Valmain first claimed that this exception did not apply because the statements at issue came from the patient's mother and not from the patient herself. The court, however, noted that Rule 803(4) contains no requirement that the statements at issue come from the patient herself. Instead, the court noted that the reason for the exception is the "selfish treatment motivation," i.e., the belief that patients will be honest with medical service providers for fear that false information will lead to misdiagnosis and/or mistreatment. The court noted that this same motivation applies when a parent seeks treatment for her child and noted that its "finding [wa]s supported by a majority of the state and federal courts which have addressed the question."
Valmain also claimed that this exception did not allow for the admission of any statements identifying him as the alleged abuser because such statements of identification are generally inadmissible under Rule 803(4). One relevant exception to this general rule, however, is the statement of identification in a child sexual abuse case because “the paramount concern in treatment of sexual abuse is to ensure that a child is not returned to the environment that fostered, allowed, or permitted the abuse." Valmain contended that this exception did not apply because he was not a member of C.A.'s household, but the court rebuffed this argument, citing a prior opinion for the proposition that
[H]earsay testimony identifying the perpetrator is admissible under Miss.
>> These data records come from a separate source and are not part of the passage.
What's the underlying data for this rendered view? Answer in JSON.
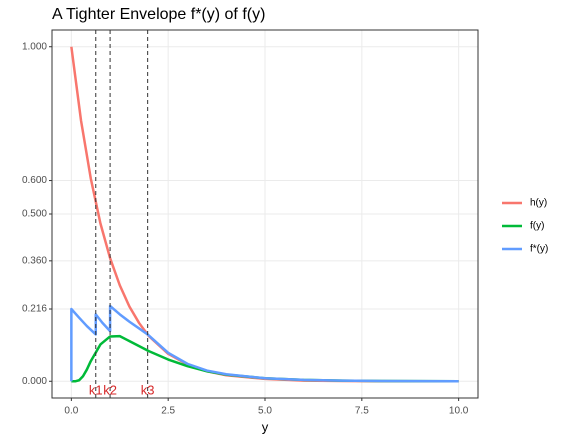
{
  "chart_data": {
    "type": "line",
    "title": "A Tighter Envelope f*(y) of f(y)",
    "x_label": "y",
    "xlim": [
      -0.5,
      10.5
    ],
    "ylim": [
      -0.05,
      1.05
    ],
    "xticks": [
      {
        "value": 0,
        "label": "0.0"
      },
      {
        "value": 2.5,
        "label": "2.5"
      },
      {
        "value": 5,
        "label": "5.0"
      },
      {
        "value": 7.5,
        "label": "7.5"
      },
      {
        "value": 10,
        "label": "10.0"
      }
    ],
    "yticks": [
      {
        "value": 0,
        "label": "0.000"
      },
      {
        "value": 0.216,
        "label": "0.216"
      },
      {
        "value": 0.36,
        "label": "0.360"
      },
      {
        "value": 0.5,
        "label": "0.500"
      },
      {
        "value": 0.6,
        "label": "0.600"
      },
      {
        "value": 1,
        "label": "1.000"
      }
    ],
    "grid": true,
    "legend": "right",
    "reference_lines": {
      "x": [
        0.63,
        1,
        1.97
      ],
      "labels": [
        "k1",
        "k2",
        "k3"
      ],
      "color": "#d62728"
    },
    "series": [
      {
        "name": "h(y)",
        "color": "#F8766D",
        "x": [
          0,
          0.25,
          0.5,
          0.75,
          1,
          1.25,
          1.5,
          1.75,
          2,
          2.5,
          3,
          3.5,
          4,
          5,
          6,
          7,
          8,
          10
        ],
        "values": [
          1,
          0.779,
          0.607,
          0.472,
          0.368,
          0.287,
          0.223,
          0.174,
          0.135,
          0.082,
          0.05,
          0.03,
          0.018,
          0.007,
          0.002,
          0.001,
          0,
          0
        ]
      },
      {
        "name": "f(y)",
        "color": "#00BA38",
        "x": [
          0,
          0.1,
          0.2,
          0.3,
          0.4,
          0.5,
          0.75,
          1,
          1.25,
          1.5,
          2,
          2.5,
          3,
          3.5,
          4,
          5,
          6,
          7,
          8,
          10
        ],
        "values": [
          0,
          0,
          0.003,
          0.015,
          0.035,
          0.06,
          0.11,
          0.134,
          0.135,
          0.12,
          0.09,
          0.065,
          0.045,
          0.03,
          0.02,
          0.009,
          0.004,
          0.002,
          0.001,
          0
        ]
      },
      {
        "name": "f*(y)",
        "color": "#619CFF",
        "x": [
          0,
          0,
          0.2,
          0.4,
          0.63,
          0.63,
          0.8,
          1,
          1,
          1.25,
          1.5,
          1.75,
          1.97,
          2.5,
          3,
          3.5,
          4,
          5,
          6,
          7,
          8,
          10
        ],
        "values": [
          0,
          0.216,
          0.19,
          0.165,
          0.14,
          0.2,
          0.175,
          0.15,
          0.225,
          0.2,
          0.178,
          0.158,
          0.14,
          0.085,
          0.052,
          0.032,
          0.021,
          0.009,
          0.004,
          0.002,
          0.001,
          0
        ]
      }
    ]
  }
}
R. Evid. 803(4) regardless of whether he or she is a member of the child's immediate household. The overriding question making the inquiry necessary is, "Will the perpetrator have access to the child in the future that would allow the sexual abuse to continue?" Because the inquiry is necessary for treatment, the answer is admissible under the rule."
The court then found that this was the case in the case before it because
Although Valmain was not an immediate family member living in the same home as C.A., the record shows that he saw the victim and her brother “pretty much on a daily basis.” The record reveals that Valmain visited the children's home often, helping bathe and dress the children. Allen testified that Valmain was a friend and that she had left the children with him on other occasions. Valmain testified that he was a part of the kids' lives.